Canada Screw Company

Dundas has the distinction of having produced the first screws in Canada.  In 1846,  Julius P. Billington, an American born in New York, founded the Wentworth Agricultural Works on Hatt Street, taking on John Forsyth as a partner in 1855.  Together they made farm implements and stoves until 1861, then later on, sewing machines.  In 1864 Billington devised and built machinery which made the first wood screws in Canada.  At that time there were only three other screw factories like it in the world.  By the end of 1865 the factory output was 200 gross (1 gross = 144 units) per day.  That year the partnership was dissolved, and Forsyth along with partner William Aitken started up a machine shop on Sydenham road making machinery for processing wool, cotton and flax.  Billington retained the screw factory and worked on improving the screw making machinery.  In 1866 he formed a $100,000 stock company which he called the Canada Screw Company, with Hugh Moore as President and Billington as Manager.  They leased a thirty year old 4-1/2 storey building on the north-east corner of Hatt and Ogilvie Streets, formerly a Wesleyan Girls school, , in which they installed a 35 hp steam engine to supply power for the machinery.  They were soon producing 400,000 screws per week with 40 employees.  The 1870 Guide to the Manufactures of Ontario and Quebec describes business as “The Canada Screw Works … J.P. Billington, manager.  A joint-stock company, doing a large business; employing fifty hands throughout the year.”

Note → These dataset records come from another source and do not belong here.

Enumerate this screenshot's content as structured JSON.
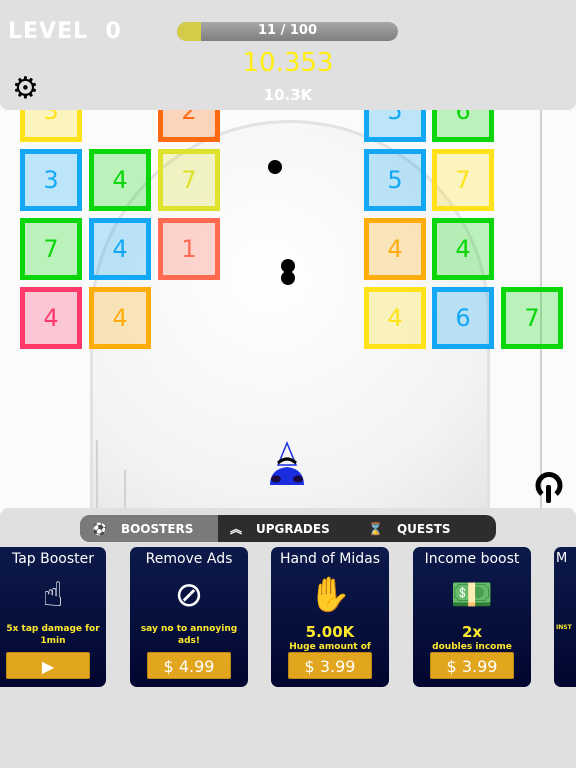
{
  "hud": {
    "level_label": "LEVEL",
    "level": "0",
    "progress_text": "11 / 100",
    "progress_fraction": 0.11,
    "score": "10.353",
    "income": "10.3K",
    "settings_icon": "gear-icon"
  },
  "colors": {
    "yellow": "#ffe21a",
    "green": "#0ad60a",
    "blue": "#12a8f5",
    "orange": "#ff6a10",
    "lime": "#dfe22a",
    "salmon": "#ff6a50",
    "pink": "#ff3a6a",
    "amber": "#ffad0a",
    "accent": "#e2a61e",
    "card_bg": "#0c1a4a"
  },
  "blocks": [
    [
      {
        "v": "3",
        "c": "yellow"
      },
      null,
      {
        "v": "2",
        "c": "orange"
      },
      null,
      null,
      {
        "v": "5",
        "c": "blue"
      },
      {
        "v": "6",
        "c": "green"
      }
    ],
    [
      {
        "v": "3",
        "c": "blue"
      },
      {
        "v": "4",
        "c": "green"
      },
      {
        "v": "7",
        "c": "lime"
      },
      null,
      null,
      {
        "v": "5",
        "c": "blue"
      },
      {
        "v": "7",
        "c": "yellow"
      }
    ],
    [
      {
        "v": "7",
        "c": "green"
      },
      {
        "v": "4",
        "c": "blue"
      },
      {
        "v": "1",
        "c": "salmon"
      },
      null,
      null,
      {
        "v": "4",
        "c": "amber"
      },
      {
        "v": "4",
        "c": "green"
      }
    ],
    [
      {
        "v": "4",
        "c": "pink"
      },
      {
        "v": "4",
        "c": "amber"
      },
      null,
      null,
      null,
      {
        "v": "4",
        "c": "yellow"
      },
      {
        "v": "6",
        "c": "blue"
      },
      {
        "v": "7",
        "c": "green"
      }
    ]
  ],
  "tabs": [
    {
      "label": "BOOSTERS",
      "icon": "boosters-icon",
      "active": true
    },
    {
      "label": "UPGRADES",
      "icon": "chevrons-up-icon"
    },
    {
      "label": "QUESTS",
      "icon": "hourglass-clock-icon"
    }
  ],
  "cards": [
    {
      "title": "Tap Booster",
      "icon": "tap-hand-icon",
      "glyph": "☝",
      "amount": "",
      "desc": "5x tap damage for 1min",
      "button": "▶",
      "button_icon": "video-ad-icon"
    },
    {
      "title": "Remove Ads",
      "icon": "no-ads-icon",
      "glyph": "⊘",
      "amount": "",
      "desc": "say no to annoying ads!",
      "button": "$ 4.99"
    },
    {
      "title": "Hand of Midas",
      "icon": "hand-coins-icon",
      "glyph": "✋",
      "amount": "5.00K",
      "desc": "Huge amount of money",
      "button": "$ 3.99"
    },
    {
      "title": "Income boost",
      "icon": "hand-money-icon",
      "glyph": "💵",
      "amount": "2x",
      "desc": "doubles income FOREVER",
      "button": "$ 3.99"
    },
    {
      "title": "M",
      "icon": "",
      "glyph": "",
      "amount": "",
      "desc": "INST",
      "button": ""
    }
  ]
}
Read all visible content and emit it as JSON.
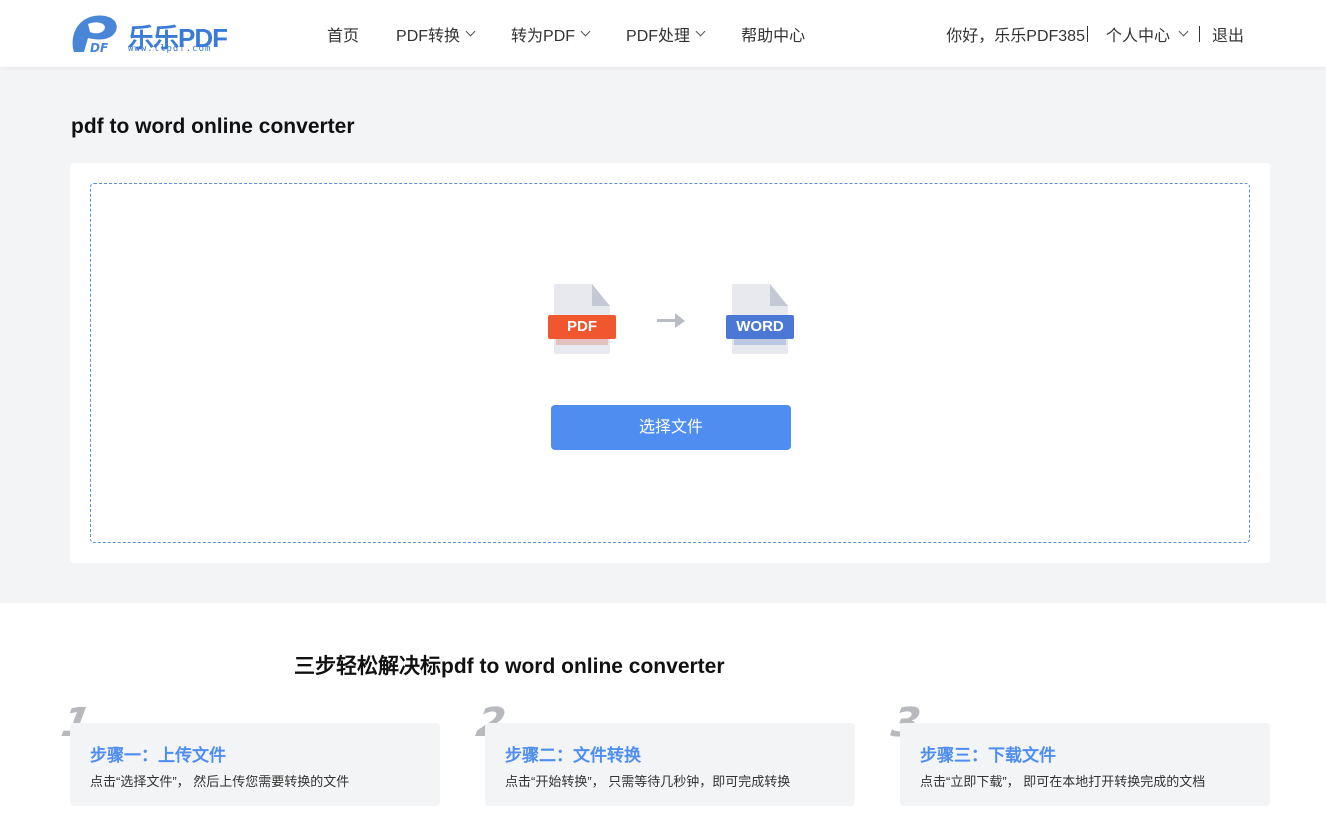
{
  "header": {
    "logo_text": "乐乐PDF",
    "logo_url": "www.llpdf.com",
    "nav": [
      {
        "label": "首页",
        "has_dropdown": false
      },
      {
        "label": "PDF转换",
        "has_dropdown": true
      },
      {
        "label": "转为PDF",
        "has_dropdown": true
      },
      {
        "label": "PDF处理",
        "has_dropdown": true
      },
      {
        "label": "帮助中心",
        "has_dropdown": false
      }
    ],
    "greeting": "你好，乐乐PDF385",
    "user_center": "个人中心",
    "logout": "退出"
  },
  "main": {
    "title": "pdf to word online converter",
    "source_label": "PDF",
    "target_label": "WORD",
    "choose_button": "选择文件"
  },
  "steps": {
    "title": "三步轻松解决标pdf to word online converter",
    "items": [
      {
        "num": "1",
        "title": "步骤一：上传文件",
        "desc": "点击“选择文件”， 然后上传您需要转换的文件"
      },
      {
        "num": "2",
        "title": "步骤二：文件转换",
        "desc": "点击“开始转换”， 只需等待几秒钟，即可完成转换"
      },
      {
        "num": "3",
        "title": "步骤三：下载文件",
        "desc": "点击“立即下载”， 即可在本地打开转换完成的文档"
      }
    ]
  },
  "colors": {
    "accent": "#4f8ef0",
    "pdf_red": "#f0572f",
    "word_blue": "#4a78d4",
    "band_gray": "#f3f4f6"
  }
}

About this time Billington left the company to return to the farm implement manufacturing business, and the Canada Screw Company continued with Edward Gurney as President and George Burrows as Treasurer and General Manager.  The production had doubled by that time.  In 1876 the American Screw Company of Providence RI bought control of the business and further increased its screw production.  In 1879 the factory was shut down for a time due to a glut of screws on the North American market.  By 1979 the company was back in business with greatly increased production, including the drawing of its own wire, under the control of Clark Thurston as Manager, Harry Crow as Superintendent and Cyrus Birge as Secretary-Treasurer.  In 1882 they were manufacturing ‘iron and brass screws, bolts and rivets’.  In the winter of 1887, over a minor dispute with the Dundas Town Council, the company officials packed up the machinery and moved to Hamilton, a loss of at least 100 skilled workers for the town.  The move may partly have been due to rising freight rates on the Desjardins Canal, together with new railway and shipping facilities in Hamilton.  The Canada Screw Company continued to operate until 1910, when it became one of five metalworking companies which together formed the Steel Company of Canada.